Well, 'Little Shop of Horrors' opened. I was terrified. It's been quite an eye opener for me, this project. For one, it's been a little while since I've had such a big challenge and it also happens to be the biggest job of my career so far. For two, working in a new way with a new director has been interesting. The show is a brilliant success and everything has worked out but it's interesting to come into contact with people that work in different ways. My weak point in acting has often been my movement. My (sometimes in the past) low body confidence has often caused me to feel insecure with movement choices when creating a character and so in this show when faced with a directer whose main skill is movement, I am faced with a challenge. I am a thinker. When I say thinker, I don't think I am one of those stuck-in-a-book actors, but I do like to make sure that everything, every movement, every joke comes from truth. Something which is sometimes hard to find in musical theatre.

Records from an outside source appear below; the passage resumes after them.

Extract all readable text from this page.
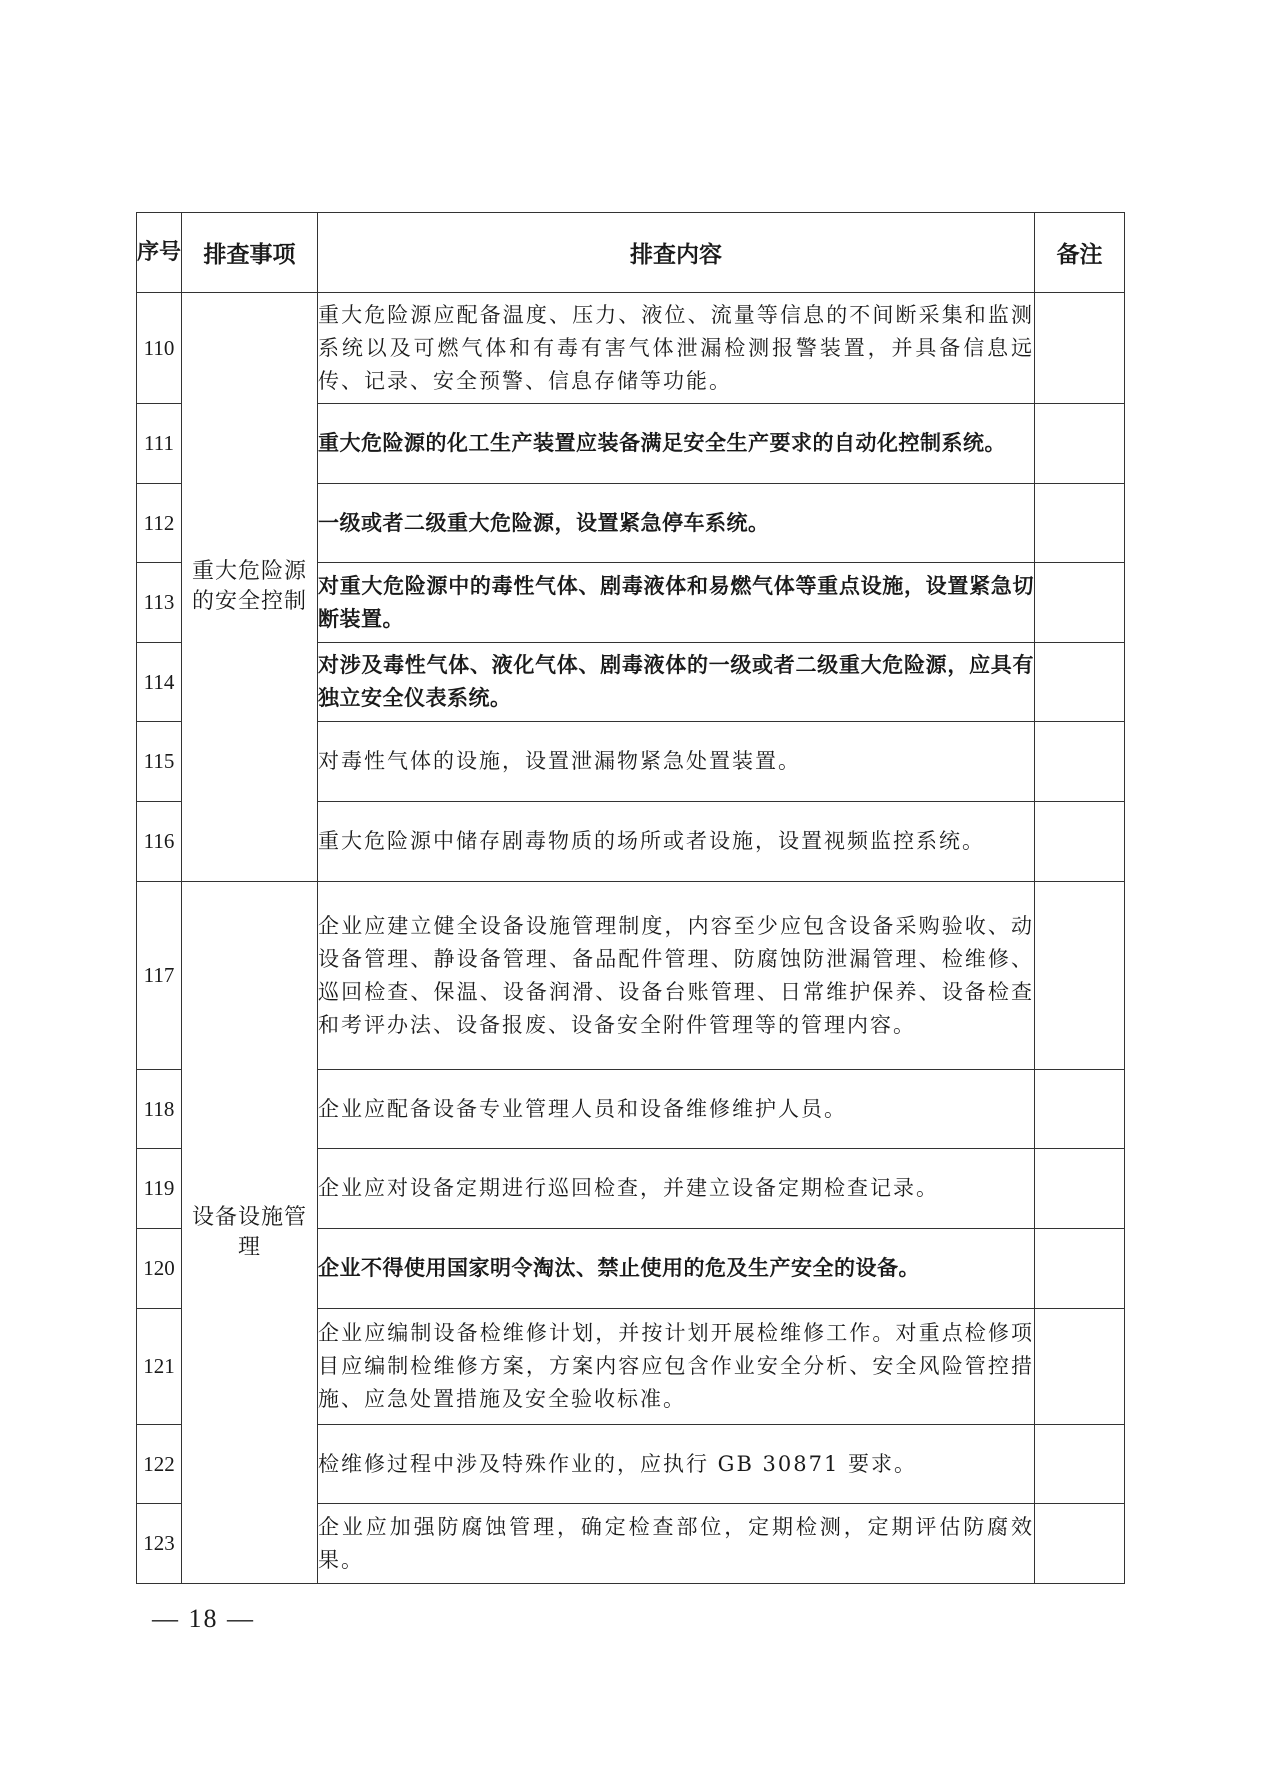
序号	排查事项	排查内容	备注
110	重大危险源的安全控制	重大危险源应配备温度、压力、液位、流量等信息的不间断采集和监测系统以及可燃气体和有毒有害气体泄漏检测报警装置，并具备信息远传、记录、安全预警、信息存储等功能。	
111		重大危险源的化工生产装置应装备满足安全生产要求的自动化控制系统。	
112		一级或者二级重大危险源，设置紧急停车系统。	
113		对重大危险源中的毒性气体、剧毒液体和易燃气体等重点设施，设置紧急切断装置。	
114		对涉及毒性气体、液化气体、剧毒液体的一级或者二级重大危险源，应具有独立安全仪表系统。	
115		对毒性气体的设施，设置泄漏物紧急处置装置。	
116		重大危险源中储存剧毒物质的场所或者设施，设置视频监控系统。	
117	设备设施管理	企业应建立健全设备设施管理制度，内容至少应包含设备采购验收、动设备管理、静设备管理、备品配件管理、防腐蚀防泄漏管理、检维修、巡回检查、保温、设备润滑、设备台账管理、日常维护保养、设备检查和考评办法、设备报废、设备安全附件管理等的管理内容。	
118		企业应配备设备专业管理人员和设备维修维护人员。	
119		企业应对设备定期进行巡回检查，并建立设备定期检查记录。	
120		企业不得使用国家明令淘汰、禁止使用的危及生产安全的设备。	
121		企业应编制设备检维修计划，并按计划开展检维修工作。对重点检修项目应编制检维修方案，方案内容应包含作业安全分析、安全风险管控措施、应急处置措施及安全验收标准。	
122		检维修过程中涉及特殊作业的，应执行 GB 30871 要求。	
123		企业应加强防腐蚀管理，确定检查部位，定期检测，定期评估防腐效果。	
— 18 —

But, the show is open, and I am learning something new every day. The cast are fabulous and I'm looking forward to settling into our short run now that rehearsals are over. Press night tomorrow. Fingers crossed for more lovely reviews.
Talking of low body confidence - this has been something that has had me torn up inside for years and years and I've finally decided to do something about it. No, I'm not seeing a shrink or seeing a hypnotist (all of these things I have considered), I am taking up Burlesque classes. And I am terrified. Ok so I've always been an impulsive person. But this sudden impulse requires me to stand on stage at Madame Jojo's in little more than knickers and some stickers on my boobs. Hmm. I am going to the classes with Tigz Rice (Burlesque photographer extraordinaire) and she is looking for increased body confidence too. There's no doubt about it, I will be eating a lot better and working out more in the build up to this momentus event BUT won't it be wonderful to stand on stage and feel beautiful and liberated? I hope so, Gok Wan seems to believe in this method so why can't I? If in december you find me locked away under a mountain of dorito bags you can guess it probably didn't go to plan......
It was my birthday yesterday. And what a lovely birthday it was. Cocktails with friends, dirty kebab, breakfast in bed, morning napping, new ipod and babiliss hair rollers (yes!), posh nosh lunch at the top of the oxo towere with my beloved, ring shopping (although I'm yet to pick the right one) and 'Betwixt' at Trafalgar Studios (brilliantly bizarre - although slightly upset that Ellen Greene had left the cast and I had not realised). 23. Don't think I can claim to be the baby anymore. Although, God bless those friends that will always be ten years older - you know who you are - (you will always be my favorites).
This morning I had my first meeting with Miles, the director and choreographer of our new Burlesque/Follies/Revue/Show/Spectacular at Proud Cabaret. Not much to report, lots of idea being thrown around - all of which I like. Let's just say, Madonna better watch out. Coco's going VOGUE.
Summer is quickly fading and christmas seems to be approaching quicker than is humanly possible. But this year I don't mind. If my luck carries on the way it's been going I'm happy for life to trundle along at whatever pace it wants. Love, work, family, friends. Yep, things are pretty peachy. (Ok, some sunshine would be nice but we can't have it all).